Krimpenerwaard

Realisatie Natuurnetwerk met grondinstrumenten - dertig jaar ervaring in de Krimpenerwaard

Wageningen Environmental Research, WOT Natuur & Milieu
25-OKT-2024 - In opdracht van het Planbureau voor de Leefomgeving hebben Wageningen Environmental Research en het Kadaster onderzocht welke strategieën door overheden en gebiedspartijen zijn gebruikt voor de realisatie van natuur in de Krimpenerwaard.

In de Krimpenerwaard wordt al meer dan dertig jaar in een gebiedsproces gewerkt aan het realiseren van natuur en andere opgaven, zoals wateropgaven en een toekomstbestendige landbouw. In de loop der jaren zijn verschillende realisatiestrategieën ingezet met bijbehorende grondinstrumenten om grond beschikbaar te maken voor natuur in het kader van het Natuurnetwerk Nederland (NNN) (voorheen de Ecologische Hoofdstructuur, EHS). De grondinstrumenten die werden ingezet zijn: koop en verkoop/vrijwillige overdracht, ruil, landinrichting, vrijwillige kavelruil, zelfrealisatie (waarbij de grondeigenaar zelf natuur realiseert) en onteigening.

Vijf realisatiestrategieën

In de ruim dertig jaar dat het gebiedsproces in de Krimpenerwaard loopt, zijn de (politieke) opvattingen over de wijze waarop de sturing het best kan plaatsvinden verschillende keren veranderd. Er kunnen vijf perioden met eigen realisatiestrategieën worden onderscheiden:

  • Landinrichting in voorbereiding (jaren 80 t/m 2004);
  • het Veenweidepact Krimpenerwaard tussen provincie Zuid-Holland, de vijf gemeenten in de Krimpenerwaard (die later zijn gefuseerd in de gemeente Krimpenerwaard) en het Hoogheemraadschap van Schieland en de Krimpenerwaard (2005 t/m 2009);
  • heroriëntatie, decentralisatie en bezuinigingen (2010 t/m 2012);
  • vrijwillige zelfrealisatie (2013 t/m 2016);
  • onteigening en zelfrealisatie (2017 t/m 2023).

Voor alle perioden is bekeken welke grondinstrumenten zijn ingezet en wat de invloed daarvan was op het beschikbaar krijgen van grond voor natuurinrichting.

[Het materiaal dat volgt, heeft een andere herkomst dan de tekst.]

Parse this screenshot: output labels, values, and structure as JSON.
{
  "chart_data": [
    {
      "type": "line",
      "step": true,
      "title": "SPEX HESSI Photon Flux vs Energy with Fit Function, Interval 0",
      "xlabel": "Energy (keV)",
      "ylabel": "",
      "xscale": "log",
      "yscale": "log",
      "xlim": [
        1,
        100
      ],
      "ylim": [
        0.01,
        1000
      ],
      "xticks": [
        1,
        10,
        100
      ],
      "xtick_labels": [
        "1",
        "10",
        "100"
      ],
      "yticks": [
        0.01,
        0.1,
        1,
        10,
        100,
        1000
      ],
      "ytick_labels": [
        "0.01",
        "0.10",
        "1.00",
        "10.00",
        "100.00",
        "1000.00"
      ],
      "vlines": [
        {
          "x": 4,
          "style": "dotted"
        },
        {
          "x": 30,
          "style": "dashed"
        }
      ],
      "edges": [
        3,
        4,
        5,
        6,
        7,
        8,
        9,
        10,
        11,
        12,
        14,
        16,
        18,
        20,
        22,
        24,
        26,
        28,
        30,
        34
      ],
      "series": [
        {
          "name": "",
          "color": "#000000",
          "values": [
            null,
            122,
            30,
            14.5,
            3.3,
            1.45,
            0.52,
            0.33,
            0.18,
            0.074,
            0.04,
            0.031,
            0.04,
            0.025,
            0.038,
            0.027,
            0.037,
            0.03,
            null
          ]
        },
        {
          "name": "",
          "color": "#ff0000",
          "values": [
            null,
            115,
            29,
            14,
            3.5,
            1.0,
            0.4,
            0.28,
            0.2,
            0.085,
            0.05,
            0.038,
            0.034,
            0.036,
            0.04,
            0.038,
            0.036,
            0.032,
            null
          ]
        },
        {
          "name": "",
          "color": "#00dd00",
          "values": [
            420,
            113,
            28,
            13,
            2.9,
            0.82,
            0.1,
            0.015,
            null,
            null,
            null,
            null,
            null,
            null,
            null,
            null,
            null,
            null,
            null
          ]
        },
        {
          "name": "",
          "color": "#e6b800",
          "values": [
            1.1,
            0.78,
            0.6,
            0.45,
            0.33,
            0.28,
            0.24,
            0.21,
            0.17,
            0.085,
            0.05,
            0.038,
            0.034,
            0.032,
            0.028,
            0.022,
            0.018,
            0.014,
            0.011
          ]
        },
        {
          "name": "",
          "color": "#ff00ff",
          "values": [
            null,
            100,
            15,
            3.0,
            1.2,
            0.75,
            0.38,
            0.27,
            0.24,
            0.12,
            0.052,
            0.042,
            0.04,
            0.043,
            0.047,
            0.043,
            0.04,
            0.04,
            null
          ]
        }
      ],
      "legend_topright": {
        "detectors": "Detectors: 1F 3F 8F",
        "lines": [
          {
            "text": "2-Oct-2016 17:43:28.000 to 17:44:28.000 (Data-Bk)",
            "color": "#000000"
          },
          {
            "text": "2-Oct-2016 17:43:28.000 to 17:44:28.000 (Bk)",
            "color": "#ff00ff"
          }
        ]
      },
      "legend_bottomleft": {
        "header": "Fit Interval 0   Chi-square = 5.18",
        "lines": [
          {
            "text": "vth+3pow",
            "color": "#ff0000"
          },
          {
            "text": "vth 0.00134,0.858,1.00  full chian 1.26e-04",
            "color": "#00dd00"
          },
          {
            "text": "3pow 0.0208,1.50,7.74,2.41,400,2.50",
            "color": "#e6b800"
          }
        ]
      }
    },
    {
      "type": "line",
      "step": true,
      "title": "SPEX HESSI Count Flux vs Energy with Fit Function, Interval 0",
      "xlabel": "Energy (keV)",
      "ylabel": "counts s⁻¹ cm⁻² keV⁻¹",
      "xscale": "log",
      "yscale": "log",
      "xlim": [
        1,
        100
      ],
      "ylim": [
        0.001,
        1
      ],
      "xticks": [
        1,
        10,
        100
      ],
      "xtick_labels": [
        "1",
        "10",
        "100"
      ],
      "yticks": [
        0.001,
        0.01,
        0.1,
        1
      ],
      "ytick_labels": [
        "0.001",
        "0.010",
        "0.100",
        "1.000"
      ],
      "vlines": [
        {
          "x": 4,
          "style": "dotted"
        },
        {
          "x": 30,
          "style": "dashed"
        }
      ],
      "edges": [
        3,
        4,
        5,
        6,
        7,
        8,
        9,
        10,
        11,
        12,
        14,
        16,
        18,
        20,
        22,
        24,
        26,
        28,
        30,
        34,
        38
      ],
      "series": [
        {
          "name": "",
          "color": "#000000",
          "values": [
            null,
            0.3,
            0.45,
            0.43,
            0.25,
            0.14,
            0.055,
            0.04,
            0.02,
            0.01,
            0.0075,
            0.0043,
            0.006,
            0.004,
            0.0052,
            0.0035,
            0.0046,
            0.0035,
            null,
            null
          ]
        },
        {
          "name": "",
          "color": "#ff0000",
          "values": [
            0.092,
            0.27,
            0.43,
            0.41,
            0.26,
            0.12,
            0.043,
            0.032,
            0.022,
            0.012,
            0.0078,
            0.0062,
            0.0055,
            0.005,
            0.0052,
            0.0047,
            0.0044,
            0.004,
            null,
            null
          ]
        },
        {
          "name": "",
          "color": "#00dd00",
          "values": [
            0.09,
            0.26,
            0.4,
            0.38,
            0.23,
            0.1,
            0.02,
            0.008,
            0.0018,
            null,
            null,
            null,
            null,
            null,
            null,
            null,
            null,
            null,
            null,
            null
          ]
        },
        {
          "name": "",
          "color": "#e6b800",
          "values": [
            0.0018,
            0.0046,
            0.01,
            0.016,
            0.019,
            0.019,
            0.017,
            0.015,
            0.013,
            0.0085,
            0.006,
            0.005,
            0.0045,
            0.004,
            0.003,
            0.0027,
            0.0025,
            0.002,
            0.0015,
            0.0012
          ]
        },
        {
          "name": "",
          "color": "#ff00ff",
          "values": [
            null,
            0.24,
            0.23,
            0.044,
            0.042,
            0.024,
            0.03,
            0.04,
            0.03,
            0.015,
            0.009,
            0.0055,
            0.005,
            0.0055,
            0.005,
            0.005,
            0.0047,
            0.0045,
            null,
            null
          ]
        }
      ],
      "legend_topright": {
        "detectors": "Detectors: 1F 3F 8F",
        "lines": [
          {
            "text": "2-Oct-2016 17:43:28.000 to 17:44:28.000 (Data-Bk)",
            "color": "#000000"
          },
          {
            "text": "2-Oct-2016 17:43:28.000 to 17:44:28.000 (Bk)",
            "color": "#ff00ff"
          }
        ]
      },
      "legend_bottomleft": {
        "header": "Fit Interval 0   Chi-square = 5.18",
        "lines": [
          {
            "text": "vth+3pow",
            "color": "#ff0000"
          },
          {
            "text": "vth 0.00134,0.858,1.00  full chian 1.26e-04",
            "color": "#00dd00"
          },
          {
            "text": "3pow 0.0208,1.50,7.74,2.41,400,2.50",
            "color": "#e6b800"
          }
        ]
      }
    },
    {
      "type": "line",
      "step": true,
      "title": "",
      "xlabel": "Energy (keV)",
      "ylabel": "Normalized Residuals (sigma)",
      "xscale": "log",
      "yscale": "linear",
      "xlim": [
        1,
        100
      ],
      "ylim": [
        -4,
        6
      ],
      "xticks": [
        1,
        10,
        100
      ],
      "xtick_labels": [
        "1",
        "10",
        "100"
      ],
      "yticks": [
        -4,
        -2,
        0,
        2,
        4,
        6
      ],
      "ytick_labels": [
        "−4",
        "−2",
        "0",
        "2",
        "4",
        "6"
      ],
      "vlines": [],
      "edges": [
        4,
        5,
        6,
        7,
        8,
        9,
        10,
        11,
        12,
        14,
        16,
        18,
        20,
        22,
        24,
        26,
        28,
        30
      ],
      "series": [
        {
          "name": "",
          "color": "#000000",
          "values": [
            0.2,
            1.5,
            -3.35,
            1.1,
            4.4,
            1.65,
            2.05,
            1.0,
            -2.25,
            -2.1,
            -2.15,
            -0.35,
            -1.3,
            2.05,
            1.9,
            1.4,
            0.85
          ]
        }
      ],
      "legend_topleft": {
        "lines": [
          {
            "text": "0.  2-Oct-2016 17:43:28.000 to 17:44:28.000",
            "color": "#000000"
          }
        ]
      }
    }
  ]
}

Condities voor de realisatie

De onderzoekers komen tot verschillende condities die een rol hebben gespeeld voor de realisatie van het proces in de Krimpenerwaard:

  • De beschikbaarheid van financiering leidde tot een toename van de grondverwerving, met name als dit betekende dat in plaats van de marktwaarde, volledige schadeloosstelling kon worden geboden bij de grondverwerving.
  • De beschikking over grond bood de mogelijkheid om te kunnen ruilen en eigenaren grond aan te kunnen bieden om hun bedrijf te extensiveren.
  • Het besluit om onteigening mogelijk te maken bracht beweging in het gebiedsproces en was daarmee een belangrijke conditie voor de realisatie. Het dwingende karakter van de onteigeningstitel bracht duidelijkheid voor de grondeigenaren in het gebied. De bereidheid tot deelname aan zelfrealisatie werd  onder andere hierdoor sterk vergroot.
  • Het beschikbaar komen van instrumenten voor zelfrealisatie, zoals extra grond, vergoedingen voor gedeeltelijke afwaardering van grond en de mogelijkheid voor extensief agrarisch medegebruik, was een voorwaarde voor het slagen van zelfrealisatie.

Wisseling van strategie zorgt voor vertraging

Elke wisseling van strategie heeft het proces vertraagd, omdat elke wisseling doorlooptijd kost. De periode van planvorming, de te doorlopen procedures, en/of de ontwikkeling van instrumenten, nemen bij iedere wisseling enkele jaren in beslag. Met name de vrijwillige strategieën zorgen voor een lange doorlooptijd en het is de vraag of de hele opgave hiermee gerealiseerd had kunnen worden.

Conclusies

In het algemeen concluderen de onderzoekers dat een mix aan instrumenten, budget en grondvoorraad heeft bijgedragen aan de uiteindelijke natuurrealisatie. Het is een complex proces geweest. De sleutel tot succes lag zowel in het afdwingen van een keuze door grondeigenaren, als in het bieden van maatwerk. De inzet van voldoende menskracht, tijd en creativiteit bij de ontwikkeling van instrumenten waren hierbij onontbeerlijk.